Since the study of ROS depends not only on concentration but also on its spatiotemporal distribution, real-time imaging of ROS, possibly in vivo, has become necessary in order for scientists to determine which of their biological activities may present a potential for clinical translation. However, this objective is still unachievable owing to current available techniques (Maulucci et al., 2016). Here, we describe in further detail the protocol previously used in Vicente-Gutierrez et al. (2019) to measure mROS abundance, specifically superoxide anion-abundance in astrocytes ex vivo. Although there are different probes commercially available, the most widely used is MitoSOX^TM. The MitoSOX Red mitochondrial superoxide indicator enters into mitochondria, where it accumulates in response to the mitochondrial membrane potential (ΔΨ_m) and becomes oxidized. This probe has been widely used in astrocytes in culture (Sheng et al., 2013; Angelova et al., 2015) and in cultured hippocampal sections (Ishii et al., 2017). MitoSOX fluorescence intensity is commonly assessed by microscope imaging or flow cytometry. As mentioned above, this fluorescent dye requires an active mitochondrial membrane potential to enter into mitochondria. This implies that to measure mROS, it is necessary to use live cells and to determine, in parallel, the ΔΨ_m in order to confirm that differences in the MitoSOX signal are independent of ΔΨ_m. However, this fact presents a challenge when working with fixed-cells. For instance, this exclude the use of imaging techniques like immunohistofluorescence in fixed-cells which, in addition, to study individual cellular phenomena required the use of different cell markers. To overcome the cell origin problem, others have used genetically encoded probes to assess redox histology in mouse (Fujikawa et al., 2016). Thus, immunohistochemical strategies still offer a suitable approach for detecting the footprints of redox stress. Nowadays, two-photon laser scanning microscopy has become an interesting tool for studying cellular parameters in awake mice, in vivo. However, this technology is not easily accessible in every laboratory and is limited to studying superficial brain areas (Pérez-Alvarez et al., 2013; Wang et al., 2017). Another drawback to this technique is the large amount of time required for sample preparation and for obtaining replicas. In contrast, the protocol that we will describe is relatively easy, accessible, fast and robust.

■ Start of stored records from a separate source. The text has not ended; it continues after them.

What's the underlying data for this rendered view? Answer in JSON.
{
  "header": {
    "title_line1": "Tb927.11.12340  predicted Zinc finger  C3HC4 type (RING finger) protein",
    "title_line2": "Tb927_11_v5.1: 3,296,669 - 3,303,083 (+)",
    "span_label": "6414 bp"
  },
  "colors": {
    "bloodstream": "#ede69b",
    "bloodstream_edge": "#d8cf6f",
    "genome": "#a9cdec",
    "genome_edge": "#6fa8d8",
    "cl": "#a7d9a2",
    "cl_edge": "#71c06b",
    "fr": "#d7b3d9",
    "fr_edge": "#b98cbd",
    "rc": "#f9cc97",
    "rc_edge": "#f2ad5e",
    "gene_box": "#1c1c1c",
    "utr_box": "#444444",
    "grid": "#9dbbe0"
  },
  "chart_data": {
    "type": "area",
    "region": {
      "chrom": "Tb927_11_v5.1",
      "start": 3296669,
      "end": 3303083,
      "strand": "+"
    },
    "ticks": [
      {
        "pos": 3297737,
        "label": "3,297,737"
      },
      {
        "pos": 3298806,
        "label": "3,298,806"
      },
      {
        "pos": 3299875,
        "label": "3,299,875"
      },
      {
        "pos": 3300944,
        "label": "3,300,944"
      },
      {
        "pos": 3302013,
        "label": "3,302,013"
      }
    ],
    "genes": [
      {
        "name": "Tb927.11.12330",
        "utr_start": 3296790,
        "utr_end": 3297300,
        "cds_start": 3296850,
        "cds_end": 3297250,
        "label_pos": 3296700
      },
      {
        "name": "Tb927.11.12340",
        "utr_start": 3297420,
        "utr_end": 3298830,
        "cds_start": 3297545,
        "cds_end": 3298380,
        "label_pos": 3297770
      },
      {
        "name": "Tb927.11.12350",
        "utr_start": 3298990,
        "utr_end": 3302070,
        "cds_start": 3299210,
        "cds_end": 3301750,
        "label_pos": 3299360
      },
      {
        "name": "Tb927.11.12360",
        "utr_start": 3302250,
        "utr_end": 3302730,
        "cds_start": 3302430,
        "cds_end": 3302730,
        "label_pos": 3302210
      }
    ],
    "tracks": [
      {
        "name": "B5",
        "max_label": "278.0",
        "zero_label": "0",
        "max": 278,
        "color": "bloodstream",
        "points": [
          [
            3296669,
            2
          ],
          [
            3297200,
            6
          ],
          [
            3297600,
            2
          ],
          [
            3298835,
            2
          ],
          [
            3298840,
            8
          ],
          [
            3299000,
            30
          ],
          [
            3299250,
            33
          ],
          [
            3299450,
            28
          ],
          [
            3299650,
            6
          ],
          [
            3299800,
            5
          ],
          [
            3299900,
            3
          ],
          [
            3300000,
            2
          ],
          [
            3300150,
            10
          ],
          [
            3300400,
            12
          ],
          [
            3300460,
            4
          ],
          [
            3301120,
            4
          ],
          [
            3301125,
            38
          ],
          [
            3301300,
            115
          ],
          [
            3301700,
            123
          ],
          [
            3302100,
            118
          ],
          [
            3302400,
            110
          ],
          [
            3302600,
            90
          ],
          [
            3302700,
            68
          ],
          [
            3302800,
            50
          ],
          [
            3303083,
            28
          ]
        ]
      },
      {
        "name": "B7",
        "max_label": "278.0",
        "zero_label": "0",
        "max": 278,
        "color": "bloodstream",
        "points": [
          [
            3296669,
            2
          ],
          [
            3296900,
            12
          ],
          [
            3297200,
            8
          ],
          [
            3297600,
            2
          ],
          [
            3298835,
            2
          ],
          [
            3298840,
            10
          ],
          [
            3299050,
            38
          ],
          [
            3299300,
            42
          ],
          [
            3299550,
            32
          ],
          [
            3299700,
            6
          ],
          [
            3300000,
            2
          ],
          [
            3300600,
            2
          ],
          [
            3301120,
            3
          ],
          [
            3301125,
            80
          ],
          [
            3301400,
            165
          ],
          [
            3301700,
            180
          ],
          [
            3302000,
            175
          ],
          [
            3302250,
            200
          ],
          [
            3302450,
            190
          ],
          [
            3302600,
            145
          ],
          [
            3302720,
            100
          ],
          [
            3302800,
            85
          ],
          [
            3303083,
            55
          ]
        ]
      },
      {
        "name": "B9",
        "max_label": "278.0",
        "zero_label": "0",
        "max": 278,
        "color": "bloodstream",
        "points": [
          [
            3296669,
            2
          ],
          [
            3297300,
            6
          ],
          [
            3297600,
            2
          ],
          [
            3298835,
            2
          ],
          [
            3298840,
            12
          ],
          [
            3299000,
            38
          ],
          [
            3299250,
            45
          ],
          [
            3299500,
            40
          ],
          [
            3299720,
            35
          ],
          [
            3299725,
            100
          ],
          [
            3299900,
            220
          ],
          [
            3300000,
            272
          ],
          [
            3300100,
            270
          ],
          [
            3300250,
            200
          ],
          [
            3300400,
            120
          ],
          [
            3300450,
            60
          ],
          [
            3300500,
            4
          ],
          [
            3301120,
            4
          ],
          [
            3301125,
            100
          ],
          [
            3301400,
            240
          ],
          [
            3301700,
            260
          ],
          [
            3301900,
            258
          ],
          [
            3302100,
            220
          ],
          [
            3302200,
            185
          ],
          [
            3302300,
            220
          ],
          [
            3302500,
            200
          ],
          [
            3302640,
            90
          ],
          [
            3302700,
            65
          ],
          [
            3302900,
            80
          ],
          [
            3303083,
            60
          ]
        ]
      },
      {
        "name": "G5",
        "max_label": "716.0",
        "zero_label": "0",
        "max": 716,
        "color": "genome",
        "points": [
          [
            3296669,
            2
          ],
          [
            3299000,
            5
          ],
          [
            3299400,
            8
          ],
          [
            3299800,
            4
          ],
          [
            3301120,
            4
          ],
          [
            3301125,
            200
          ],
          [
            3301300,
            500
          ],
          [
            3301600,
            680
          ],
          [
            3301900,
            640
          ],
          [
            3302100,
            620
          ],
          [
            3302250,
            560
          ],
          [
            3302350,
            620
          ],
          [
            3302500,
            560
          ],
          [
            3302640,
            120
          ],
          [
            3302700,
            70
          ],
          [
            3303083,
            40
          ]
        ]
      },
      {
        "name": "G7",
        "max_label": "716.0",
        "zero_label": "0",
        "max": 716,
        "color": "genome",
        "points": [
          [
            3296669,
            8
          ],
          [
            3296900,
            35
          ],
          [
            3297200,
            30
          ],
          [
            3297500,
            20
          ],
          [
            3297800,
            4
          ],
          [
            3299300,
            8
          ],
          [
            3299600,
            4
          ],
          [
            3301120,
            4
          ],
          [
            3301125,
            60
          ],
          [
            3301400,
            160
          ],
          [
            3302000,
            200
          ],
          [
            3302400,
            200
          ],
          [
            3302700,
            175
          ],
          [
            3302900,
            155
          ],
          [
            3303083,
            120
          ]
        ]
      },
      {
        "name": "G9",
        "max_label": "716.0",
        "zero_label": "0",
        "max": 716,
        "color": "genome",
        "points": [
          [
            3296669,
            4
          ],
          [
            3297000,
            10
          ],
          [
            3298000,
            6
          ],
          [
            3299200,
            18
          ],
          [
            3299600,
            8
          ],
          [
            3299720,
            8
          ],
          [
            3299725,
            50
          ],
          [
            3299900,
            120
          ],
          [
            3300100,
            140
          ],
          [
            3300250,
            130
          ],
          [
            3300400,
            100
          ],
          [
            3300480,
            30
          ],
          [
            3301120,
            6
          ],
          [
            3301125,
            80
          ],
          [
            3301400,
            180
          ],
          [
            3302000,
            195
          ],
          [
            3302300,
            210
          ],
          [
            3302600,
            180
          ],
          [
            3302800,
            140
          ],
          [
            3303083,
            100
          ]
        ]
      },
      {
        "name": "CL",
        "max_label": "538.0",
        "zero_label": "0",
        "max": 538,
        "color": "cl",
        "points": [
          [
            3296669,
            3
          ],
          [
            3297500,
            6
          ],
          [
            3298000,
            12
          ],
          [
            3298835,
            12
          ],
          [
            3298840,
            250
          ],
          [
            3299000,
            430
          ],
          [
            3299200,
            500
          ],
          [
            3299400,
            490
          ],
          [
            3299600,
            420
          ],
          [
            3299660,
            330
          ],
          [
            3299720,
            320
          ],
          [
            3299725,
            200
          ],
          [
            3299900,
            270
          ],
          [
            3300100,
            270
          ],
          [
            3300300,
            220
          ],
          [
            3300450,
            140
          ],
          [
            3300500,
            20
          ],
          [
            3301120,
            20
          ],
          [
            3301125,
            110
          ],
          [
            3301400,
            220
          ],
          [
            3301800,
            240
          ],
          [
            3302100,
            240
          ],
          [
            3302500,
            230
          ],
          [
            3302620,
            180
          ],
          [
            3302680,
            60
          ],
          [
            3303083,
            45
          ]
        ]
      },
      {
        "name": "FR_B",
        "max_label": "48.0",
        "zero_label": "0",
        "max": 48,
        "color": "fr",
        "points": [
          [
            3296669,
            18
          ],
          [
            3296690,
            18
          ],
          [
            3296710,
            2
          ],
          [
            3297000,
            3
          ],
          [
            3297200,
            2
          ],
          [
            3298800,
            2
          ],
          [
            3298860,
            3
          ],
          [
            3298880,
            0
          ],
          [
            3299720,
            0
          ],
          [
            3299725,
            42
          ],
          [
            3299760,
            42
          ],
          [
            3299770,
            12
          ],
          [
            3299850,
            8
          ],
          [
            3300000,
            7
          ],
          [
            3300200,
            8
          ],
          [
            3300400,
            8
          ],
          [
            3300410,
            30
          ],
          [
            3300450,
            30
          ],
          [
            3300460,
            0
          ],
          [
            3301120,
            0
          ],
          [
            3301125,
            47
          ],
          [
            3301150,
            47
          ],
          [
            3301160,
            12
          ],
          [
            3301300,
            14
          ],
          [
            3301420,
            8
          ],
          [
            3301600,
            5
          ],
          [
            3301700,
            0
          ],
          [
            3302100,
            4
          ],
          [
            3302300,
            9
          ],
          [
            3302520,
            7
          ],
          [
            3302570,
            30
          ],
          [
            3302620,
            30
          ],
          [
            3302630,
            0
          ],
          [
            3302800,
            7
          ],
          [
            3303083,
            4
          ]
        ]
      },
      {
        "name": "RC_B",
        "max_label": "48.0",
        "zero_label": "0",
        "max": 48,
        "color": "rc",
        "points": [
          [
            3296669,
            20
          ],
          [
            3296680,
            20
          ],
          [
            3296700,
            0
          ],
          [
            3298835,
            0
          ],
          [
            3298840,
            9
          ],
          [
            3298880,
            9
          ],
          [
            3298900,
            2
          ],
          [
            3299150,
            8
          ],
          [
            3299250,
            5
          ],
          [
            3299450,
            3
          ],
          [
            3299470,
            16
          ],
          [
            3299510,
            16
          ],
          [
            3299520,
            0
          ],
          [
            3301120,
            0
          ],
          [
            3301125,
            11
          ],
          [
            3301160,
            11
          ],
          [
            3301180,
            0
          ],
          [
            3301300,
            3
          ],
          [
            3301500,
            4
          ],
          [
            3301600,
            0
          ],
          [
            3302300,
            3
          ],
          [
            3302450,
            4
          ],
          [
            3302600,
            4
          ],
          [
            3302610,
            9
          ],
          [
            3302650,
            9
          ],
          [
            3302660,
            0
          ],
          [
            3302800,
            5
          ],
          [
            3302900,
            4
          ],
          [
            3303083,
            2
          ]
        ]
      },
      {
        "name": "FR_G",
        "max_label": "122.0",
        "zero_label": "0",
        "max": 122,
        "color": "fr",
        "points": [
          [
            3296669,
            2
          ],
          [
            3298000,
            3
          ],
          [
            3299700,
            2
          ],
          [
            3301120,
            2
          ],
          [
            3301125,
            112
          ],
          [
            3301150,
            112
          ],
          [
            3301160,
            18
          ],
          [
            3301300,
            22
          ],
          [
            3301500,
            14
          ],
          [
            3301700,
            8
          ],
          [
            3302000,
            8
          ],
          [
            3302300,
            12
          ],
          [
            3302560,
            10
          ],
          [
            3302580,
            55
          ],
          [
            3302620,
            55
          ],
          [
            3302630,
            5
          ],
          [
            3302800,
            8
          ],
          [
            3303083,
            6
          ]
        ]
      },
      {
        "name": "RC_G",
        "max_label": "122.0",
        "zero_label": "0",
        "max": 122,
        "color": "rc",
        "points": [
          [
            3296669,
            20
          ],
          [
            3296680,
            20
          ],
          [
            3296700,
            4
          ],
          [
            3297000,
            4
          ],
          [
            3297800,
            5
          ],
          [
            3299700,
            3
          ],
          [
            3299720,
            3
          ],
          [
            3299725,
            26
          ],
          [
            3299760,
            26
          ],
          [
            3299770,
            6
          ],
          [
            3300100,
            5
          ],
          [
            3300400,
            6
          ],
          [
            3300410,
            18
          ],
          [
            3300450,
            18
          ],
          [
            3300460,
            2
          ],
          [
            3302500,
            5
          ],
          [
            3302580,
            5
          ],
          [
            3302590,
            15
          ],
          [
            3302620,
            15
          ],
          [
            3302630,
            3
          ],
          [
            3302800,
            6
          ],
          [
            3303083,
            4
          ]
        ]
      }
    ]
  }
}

The ability of certain adeno-associated virus (AAV) vectors to cross the blood-brain barrier after intravenous injection makes it possible to obtain transgene expression in brain cells. The AAV-PHP.eB capsid is one of the serotypes that is able to efficiently transduce the central nervous system (Chan et al., 2017) and is useful for many applications. For instance, we have used it to express the green fluorescent protein (GFP) under the control of the astrocyte-specific glial fibrillary acidic protein (GFAP) short promoter (gfa-ABC₁D) (Lee et al., 2008). Astrocytes were specifically tagged in vivo by infecting mice intravenously through the retro-orbital venous sinus with the AAV-PHP.eB-gfa-ABC₁D-GFP construct. Then, we obtained a single brain cell suspension and adapted a well-known protocol to measure MitoSOX by flow cytometry. Therefore, this protocol combines the use of accessible technology like flow cytometry with the use of commercial probes. Accordingly, another advantage to this approach is its versatility, since it is also useful for assessing other cell-specific processes in brain function. By using other brain cell-specific promoters to target neurons, microglia or oligodendrocytes, for instance, the same phenomenon could be measured independently or simultaneously in different cell types. Moreover, this protocol allows the same sample to be analysed using different commercially available probes to measure different biological processes. Finally, this tool is greatly useful to study other cellular and subcellular phenomena and can be used at different time points during model lifespan as well as different tissue types. Overall, we believe that this straight-forward protocol for measuring mROS in adult astrocytes is beneficial for studying redox biology in vivo at the cellular level in the brain.